In a video briefing on Monday, he said, “I certainly don’t want to infringe upon the rights of folks. I take that very seriously. People that know me ... know where I come from on our individual rights, which is what makes America different from any other country in the world.”

“The Dunleavy administration’s policy is to allow local governments, in consultation with the administration, the ability to create local health mandates,” Dunleavy deputy communications director Jeff Turner said in a written statement later in the week.
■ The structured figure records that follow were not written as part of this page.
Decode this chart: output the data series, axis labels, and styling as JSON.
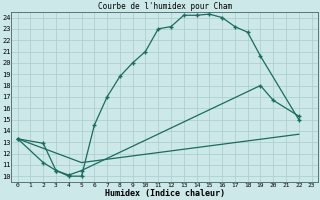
{
  "title": "Courbe de l'humidex pour Cham",
  "xlabel": "Humidex (Indice chaleur)",
  "background_color": "#cde8e8",
  "grid_color": "#aacccc",
  "line_color": "#1a6b60",
  "xlim": [
    -0.5,
    23.5
  ],
  "ylim": [
    9.5,
    24.5
  ],
  "xticks": [
    0,
    1,
    2,
    3,
    4,
    5,
    6,
    7,
    8,
    9,
    10,
    11,
    12,
    13,
    14,
    15,
    16,
    17,
    18,
    19,
    20,
    21,
    22,
    23
  ],
  "yticks": [
    10,
    11,
    12,
    13,
    14,
    15,
    16,
    17,
    18,
    19,
    20,
    21,
    22,
    23,
    24
  ],
  "line1_x": [
    0,
    2,
    3,
    4,
    5,
    6,
    7,
    8,
    9,
    10,
    11,
    12,
    13,
    14,
    15,
    16,
    17,
    18,
    19,
    22
  ],
  "line1_y": [
    13.3,
    12.9,
    10.5,
    10.0,
    10.0,
    14.5,
    17.0,
    18.8,
    20.0,
    21.0,
    23.0,
    23.2,
    24.2,
    24.2,
    24.3,
    24.0,
    23.2,
    22.7,
    20.6,
    15.0
  ],
  "line2_x": [
    0,
    2,
    3,
    4,
    5,
    19,
    20,
    22
  ],
  "line2_y": [
    13.3,
    11.2,
    10.5,
    10.1,
    10.5,
    18.0,
    16.7,
    15.3
  ],
  "line3_x": [
    0,
    5,
    22
  ],
  "line3_y": [
    13.3,
    11.2,
    13.7
  ]
}
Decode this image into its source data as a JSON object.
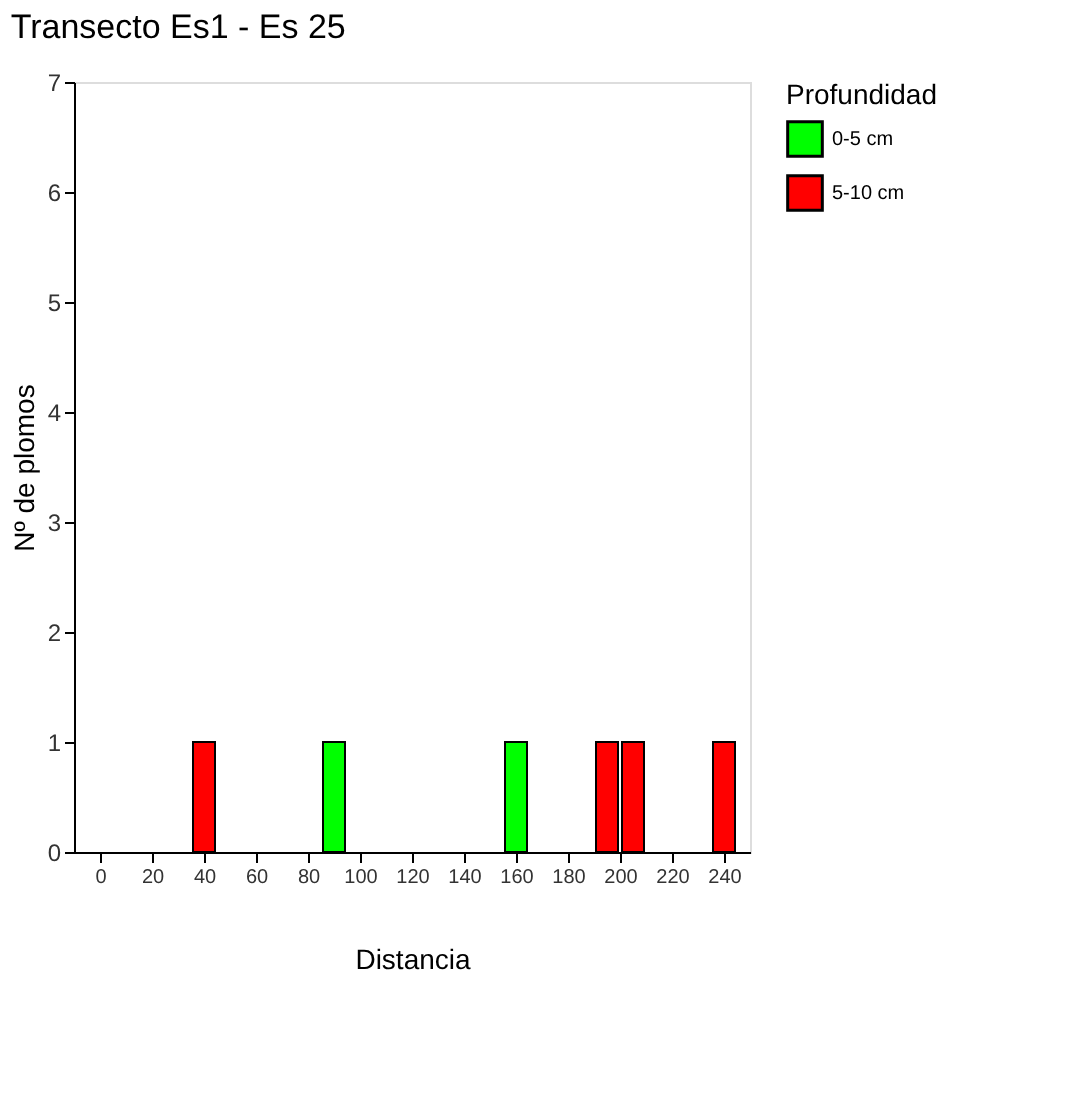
{
  "chart_data": {
    "type": "bar",
    "title": "Transecto Es1 - Es 25",
    "xlabel": "Distancia",
    "ylabel": "Nº de plomos",
    "legend_title": "Profundidad",
    "series": [
      {
        "name": "0-5 cm",
        "color": "#00ff00",
        "x": [
          90,
          160
        ],
        "values": [
          1,
          1
        ]
      },
      {
        "name": "5-10 cm",
        "color": "#ff0000",
        "x": [
          40,
          195,
          205,
          240
        ],
        "values": [
          1,
          1,
          1,
          1
        ]
      }
    ],
    "xlim": [
      -10,
      250
    ],
    "xticks": [
      0,
      20,
      40,
      60,
      80,
      100,
      120,
      140,
      160,
      180,
      200,
      220,
      240
    ],
    "ylim": [
      0,
      7
    ],
    "yticks": [
      0,
      1,
      2,
      3,
      4,
      5,
      6,
      7
    ],
    "grid": false,
    "legend": "right"
  }
}
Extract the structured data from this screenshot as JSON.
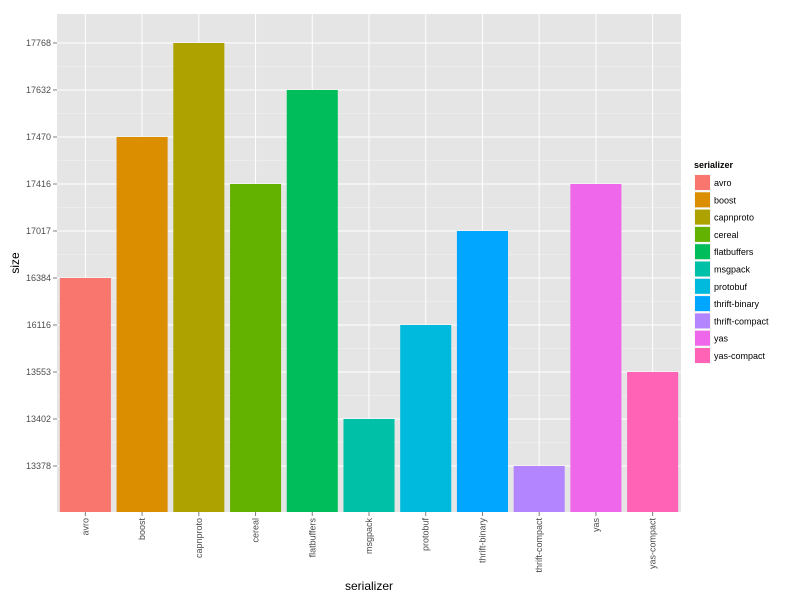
{
  "chart_data": {
    "type": "bar",
    "xlabel": "serializer",
    "ylabel": "size",
    "categories": [
      "avro",
      "boost",
      "capnproto",
      "cereal",
      "flatbuffers",
      "msgpack",
      "protobuf",
      "thrift-binary",
      "thrift-compact",
      "yas",
      "yas-compact"
    ],
    "values": [
      "16384",
      "17470",
      "17768",
      "17416",
      "17632",
      "13402",
      "16116",
      "17017",
      "13378",
      "17416",
      "13553"
    ],
    "y_ticks": [
      "13378",
      "13402",
      "13553",
      "16116",
      "16384",
      "17017",
      "17416",
      "17470",
      "17632",
      "17768"
    ],
    "y_axis_note": "y axis is discrete: each distinct size value occupies one evenly spaced level, sorted ascending",
    "colors": [
      "#F8766D",
      "#DB8E00",
      "#AEA200",
      "#64B200",
      "#00BD5C",
      "#00C1A7",
      "#00BADE",
      "#00A6FF",
      "#B385FF",
      "#EF67EB",
      "#FF63B6"
    ],
    "panel_background": "#E5E5E5",
    "grid": true,
    "legend": {
      "title": "serializer",
      "position": "right",
      "items": [
        "avro",
        "boost",
        "capnproto",
        "cereal",
        "flatbuffers",
        "msgpack",
        "protobuf",
        "thrift-binary",
        "thrift-compact",
        "yas",
        "yas-compact"
      ]
    }
  }
}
“While the governor does not plan to issue a statewide mask mandate, he strongly encourages the use of masks in combination with social distancing, frequent hand washing and other precautionary measures known to prevent the spread of COVID-19,” Turner said.

Those voluntary measures have seen success in some parts of Alaska.

In Bethel, city council member Mark Springer said there’s no mask mandate, but “but everybody’s wearing them, which is really gratifying.”

Some local officials, particularly in rural Alaska, said their case counts do not warrant mandatory mask-wearing.

In Southwest Alaska, many rural communities are restricting travel instead of requiring masks. In the Southeast town of Skagway, where summer tourism has dried up amid a cruise-travel shutdown, Mayor Andrew Cremata said, “We have yet to have a case. But it’s highly possible we would implement (a mask order) swiftly if a case were to arrive.”

Other local officials said a mandate would be difficult to enforce or that their local government lacks the legal authority.

Three mayors in the Fairbanks area, Alaska’s second-largest metropolitan area, issued a joint proclamation on Wednesday urging mask-wearing. Fairbanks city mayor Jim Matherly said his community is only part of the larger borough, and if he tried to issue a mandate on his own, it would be ineffective because people could simply cross city limits and be outside his jurisdiction. (Masks are required in city hall.)

“I’m just trying to catch more flies with honey than vinegar,” he said.

A mask mandate in Ketchikan failed when its sponsor withdrew the idea after bill drafters included a proposed $500 fine. He told local public radio station KRBD that he didn’t want to enforce it that harshly.

Alaska’s constitution permits several types of local governments, and Fairbanks is what’s known as a “home-rule” city. It has all governmental powers not explicitly reserved by the Alaska Legislature for the state. Few local governments are home-rule jurisdictions. Most, like the Fairbanks borough, have lesser powers, and Matherly said that borough would be unable to mandate masks.

Dillingham and Unalaska aren’t home-rule governments, but they’ve issued mask mandates anyway under a state law that allows local governments to temporarily take emergency action. Earlier this year, the state’s Division of Community and Regional Affairs advised local governments that the law could be used for things like quarantines.

But Nils Andreassen, director of the Alaska Municipal League, said those actions “are on shaky legal ground. The test will be when they try to enforce (them) and someone sues. Until the attorney general’s office puts something out that is clear about it all, there’s just too much uncertainty and liability.”

He also said many communities lack the public health or police resources to enforce a mandate.

“I had one member say, ‘It’s all about resources: Who has the capacity to implement them and who doesn’t?‘” Andreassen said.

Cordova has a well-staffed local public health system, allowing it to pass and then enforce a mask order, he said.

Public opposition has also deterred more communities from requiring masks.

On Tuesday in Sitka, a mask mandate failed 4-3 after extensive public testimony against the proposal. Residents said they were worried about their personal freedom and questioned the effectiveness of the proposal.

“It’s ludicrous,” resident Jerry Thomas Dean said about the proposed mandate.

“I’m not going to wear a mask unless I’m in somebody’s business and I have to,” he said.

The City and Borough of Juneau will consider a mask mandate next week. City assemblywoman Michelle Hale, the sponsor of the proposal, said public testimony has run about 75% in favor, 25% against, and other members of the Assembly agreed with that assertion.

“I would say there’s a good chance that it passes,” Hale said.